Acampora sustenta que o Tocantins não contava com nenhuma cidade que pudesse abrigar uma capital com a complexidade de instituições que uma capital exige de instituições federais estaduais e municipais. “Não havia Araguaína e não havia Miracema e Porto Nacional que pudesse dar conta”. A decisão de implantar uma cidade moderna no meio do sertão era uma decisão de lançar, como eu disse uma vez em uma crônica, uma nave para o futuro. Quer dizer, criava-se a possibilidade de trazer para cá a modernidade e tudo que a compõe. A vida urbana, agilidade nas comunicações, a constituição de uma classe média, enfim, o estabelecimento de um novo mercado e tudo mais.

Tropeiros pioneiros

Dona Rita Gomes da Silva 82 anos de idade, veio para Taquaruçu em 1949, quando tinha 11 anos. “A gente veio para cá a pé, de ônibus, de São Domingo do Azeitão, no Maranhão, comitiva de 20 pessoas e outra turma de umas 10 pessoas. Passei um mês e um dia até chegar aqui em Taquaruçu. Aqui casei, com 18 anos de idade”, conta ela. Dona Rita teve 12 filhos, dos quais dois deles nasceram próximos a uma cachoeira, onde havia uma mini-usina elétrica.
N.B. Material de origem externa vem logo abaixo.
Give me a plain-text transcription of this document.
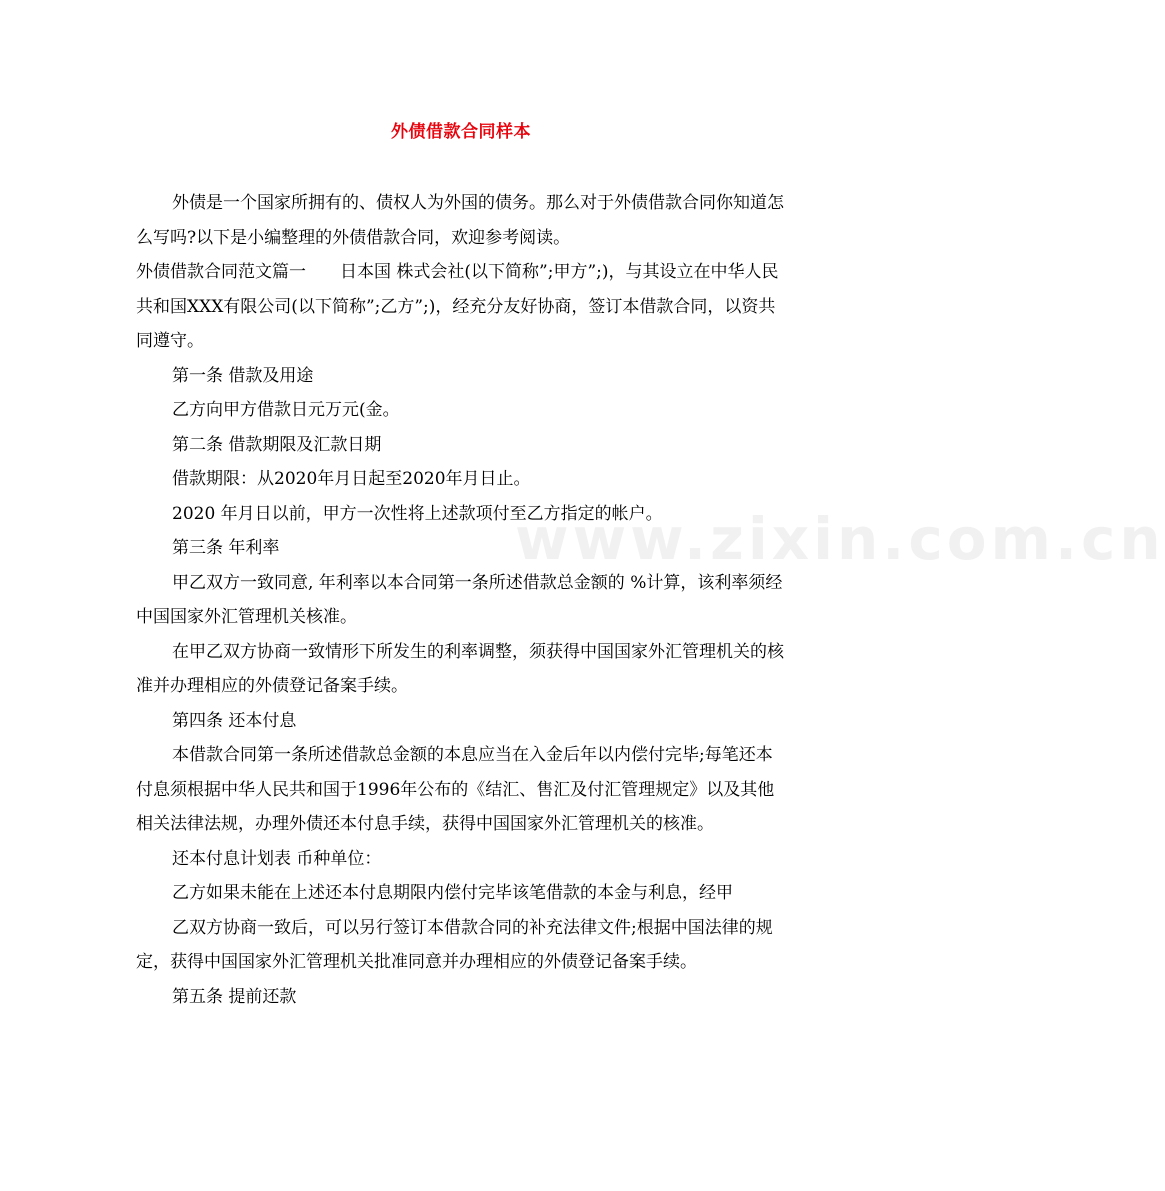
外债借款合同样本

外债是一个国家所拥有的、债权人为外国的债务。那么对于外债借款合同你知道怎么写吗?以下是小编整理的外债借款合同，欢迎参考阅读。

外债借款合同范文篇一　　日本国 株式会社(以下简称”;甲方”;)，与其设立在中华人民共和国XXX有限公司(以下简称”;乙方”;)，经充分友好协商，签订本借款合同，以资共同遵守。

第一条 借款及用途

乙方向甲方借款日元万元(金。

第二条 借款期限及汇款日期

借款期限：从2020年月日起至2020年月日止。

2020 年月日以前，甲方一次性将上述款项付至乙方指定的帐户。

第三条 年利率

甲乙双方一致同意, 年利率以本合同第一条所述借款总金额的 %计算，该利率须经中国国家外汇管理机关核准。

在甲乙双方协商一致情形下所发生的利率调整，须获得中国国家外汇管理机关的核准并办理相应的外债登记备案手续。

第四条 还本付息

本借款合同第一条所述借款总金额的本息应当在入金后年以内偿付完毕;每笔还本付息须根据中华人民共和国于1996年公布的《结汇、售汇及付汇管理规定》以及其他相关法律法规，办理外债还本付息手续，获得中国国家外汇管理机关的核准。

还本付息计划表 币种单位：

乙方如果未能在上述还本付息期限内偿付完毕该笔借款的本金与利息，经甲

乙双方协商一致后，可以另行签订本借款合同的补充法律文件;根据中国法律的规定，获得中国国家外汇管理机关批准同意并办理相应的外债登记备案手续。

第五条 提前还款

www.zixin.com.cn
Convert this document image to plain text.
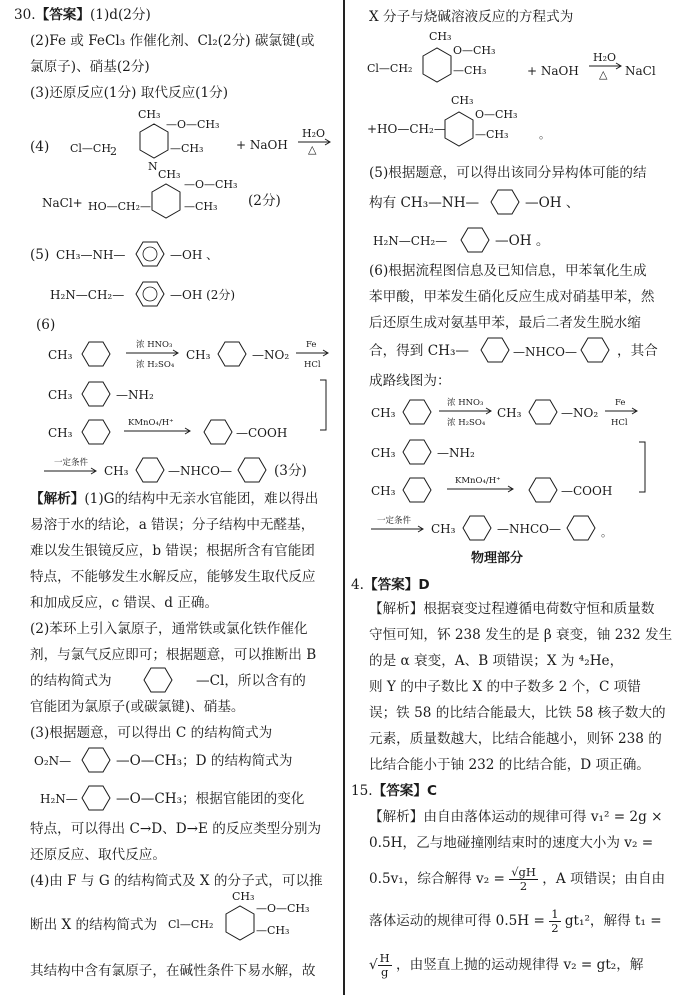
30.【答案】(1)d(2分)
(2)Fe 或 FeCl₃ 作催化剂、Cl₂(2分) 碳氯键(或
氯原子)、硝基(2分)
(3)还原反应(1分) 取代反应(1分)
(4) Cl—CH 2
N
CH₃
—O—CH₃
—CH₃	+ NaOH
H₂O
△
NaCl+ HO—CH₂—
CH₃
—O—CH₃
—CH₃ (2分)
(5) CH₃—NH—	—OH 、
H₂N—CH₂—	—OH (2分)
(6)
CH₃
浓 HNO₃
浓 H₂SO₄
CH₃	—NO₂
Fe
HCl
CH₃	—NH₂
CH₃
KMnO₄/H⁺
—COOH
一定条件
→ CH₃	—NHCO—	(3分)
【解析】(1)G的结构中无亲水官能团，难以得出
易溶于水的结论，a 错误；分子结构中无醛基，
难以发生银镜反应，b 错误；根据所含有官能团
特点，不能够发生水解反应，能够发生取代反应
和加成反应，c 错误、d 正确。
(2)苯环上引入氯原子，通常铁或氯化铁作催化
剂，与氯气反应即可；根据题意，可以推断出 B
的结构简式为	—Cl，所以含有的
官能团为氯原子(或碳氯键)、硝基。
(3)根据题意，可以得出 C 的结构简式为
O₂N—	—O—CH₃；D 的结构简式为
H₂N—	—O—CH₃；根据官能团的变化
特点，可以得出 C→D、D→E 的反应类型分别为
还原反应、取代反应。
(4)由 F 与 G 的结构简式及 X 的分子式，可以推
断出 X 的结构简式为 Cl—CH₂
CH₃
—O—CH₃
—CH₃
其结构中含有氯原子，在碱性条件下易水解，故
X 分子与烧碱溶液反应的方程式为
Cl—CH₂
CH₃
O—CH₃
—CH₃	+ NaOH
H₂O
△ NaCl
+HO—CH₂—
CH₃
O—CH₃
—CH₃	。
(5)根据题意，可以得出该同分异构体可能的结
构有 CH₃—NH—	—OH 、
H₂N—CH₂—	—OH 。
(6)根据流程图信息及已知信息，甲苯氧化生成
苯甲酸，甲苯发生硝化反应生成对硝基甲苯，然
后还原生成对氨基甲苯，最后二者发生脱水缩
合，得到 CH₃—	—NHCO—	，其合
成路线图为：
CH₃
浓 HNO₃
浓 H₂SO₄
CH₃	—NO₂
Fe
HCl
CH₃	—NH₂
CH₃
KMnO₄/H⁺
—COOH
一定条件
→ CH₃	—NHCO—	。
物理部分
4.【答案】D
【解析】根据衰变过程遵循电荷数守恒和质量数
守恒可知，钚 238 发生的是 β 衰变，铀 232 发生
的是 α 衰变，A、B 项错误；X 为 ⁴₂He，
则 Y 的中子数比 X 的中子数多 2 个，C 项错
误；铁 58 的比结合能最大，比铁 58 核子数大的
元素，质量数越大，比结合能越小，则钚 238 的
比结合能小于铀 232 的比结合能，D 项正确。
15.【答案】C
【解析】由自由落体运动的规律可得 v₁² = 2g ×
0.5H，乙与地碰撞刚结束时的速度大小为 v₂ =
0.5v₁，综合解得 $v_2 = \frac{√gH}{2}$ ，A 项错误；由自由
落体运动的规律可得 $0.5H = \frac{1}{2} gt_1^2$，解得 t₁ =
√ $\frac{H}{g}$ ，由竖直上抛的运动规律得 v₂ = gt₂，解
“A vida aqui era muito difícil; para a gente ir para Porto a gente fazia a carga, pisava arroz no pilão, tirava o olho de coco babaçu, botava numa carga no jumento e saía para posto para vender e comprar um açúcar, café e outras coisas. No inverno, era oito dias para ir e voltar a Porto” observa, com um ar saudosista. Em suas lembranças, o inverno era a melhor época. “Nós chegávamos no São João tinha vez que ia demorar para deixar esfriar o Ribeirão, para a gente poder passar, porque não tinha ponte. Passávamos por uma Pinguela, com as cargas, arriscado cair dentro do Ribeirão”.
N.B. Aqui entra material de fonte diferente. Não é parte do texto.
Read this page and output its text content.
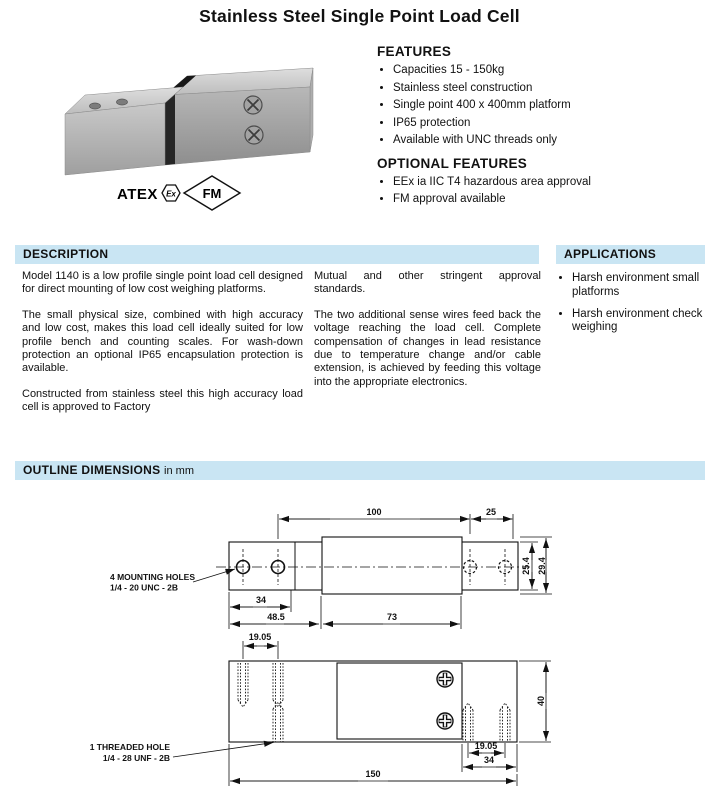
Stainless Steel Single Point Load Cell
ATEX Ex FM
FEATURES
• Capacities 15 - 150kg
• Stainless steel construction
• Single point 400 x 400mm platform
• IP65 protection
• Available with UNC threads only
OPTIONAL FEATURES
• EEx ia IIC T4 hazardous area approval
• FM approval available
DESCRIPTION	APPLICATIONS

Model 1140 is a low profile single point load cell designed for direct mounting of low cost weighing platforms.

The small physical size, combined with high accuracy and low cost, makes this load cell ideally suited for low profile bench and counting scales. For wash-down protection an optional IP65 encapsulation protection is available.

Constructed from stainless steel this high accuracy load cell is approved to Factory

Mutual and other stringent approval standards.

The two additional sense wires feed back the voltage reaching the load cell. Complete compensation of changes in lead resistance due to temperature change and/or cable extension, is achieved by feeding this voltage into the appropriate electronics.

• Harsh environment small platforms
• Harsh environment check weighing
OUTLINE DIMENSIONS in mm
100	25
25.4 29.4
34
48.5	73
4 MOUNTING HOLES
1/4 - 20 UNC - 2B
19.05
40
19.05
34
150
1 THREADED HOLE
1/4 - 28 UNF - 2B
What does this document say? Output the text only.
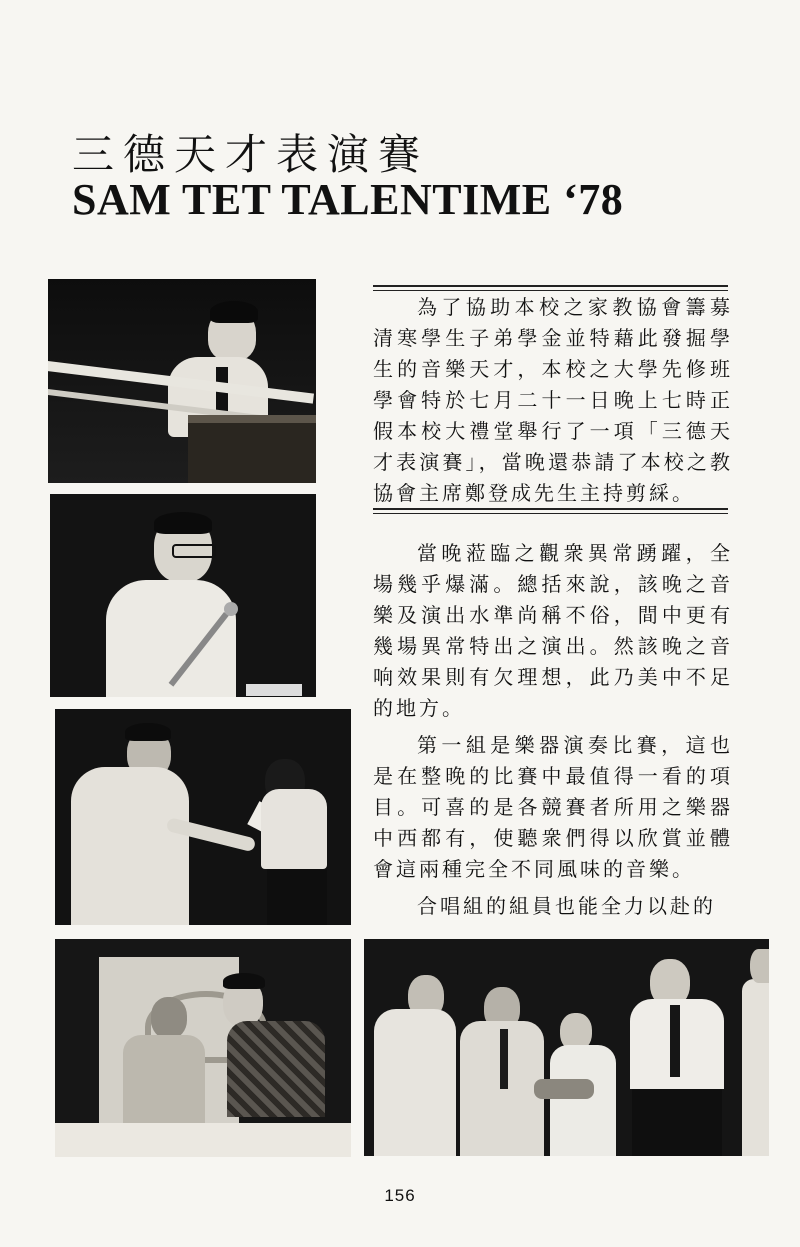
三德天才表演賽
SAM TET TALENTIME ‘78

為了協助本校之家教協會籌募清寒學生子弟學金並特藉此發掘學生的音樂天才，本校之大學先修班學會特於七月二十一日晚上七時正假本校大禮堂舉行了一項「三德天才表演賽」，當晚還恭請了本校之教協會主席鄭登成先生主持剪綵。

當晚蒞臨之觀衆異常踴躍，全場幾乎爆滿。總括來說，該晚之音樂及演出水準尚稱不俗，間中更有幾場異常特出之演出。然該晚之音响效果則有欠理想，此乃美中不足的地方。

第一組是樂器演奏比賽，這也是在整晚的比賽中最值得一看的項目。可喜的是各競賽者所用之樂器中西都有，使聽衆們得以欣賞並體會這兩種完全不同風味的音樂。

合唱組的組員也能全力以赴的

156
Dona Rita, hoje, cuida das plantas, das flores do seu jardim e de fazer tapetes e capa de almofada em ponto de cruz.

Outro pioneiro é o maranhense Anísio Moura, hoje com 102 anos de idade. Acompanhado de seus familiares e companheiros, veio para Taquaruçu em julho de 1944. Ele trouxe consigo apenas mantimentos e alguns animais domésticos. “Para nós chegarmos aqui, gastamos dois meses e 22 dias viajando. A gente fazia umas paradas nos domingos, para gente descansar e os animais também. Chegamos aqui no dia 27 de julho de 1944”, busca pela memória.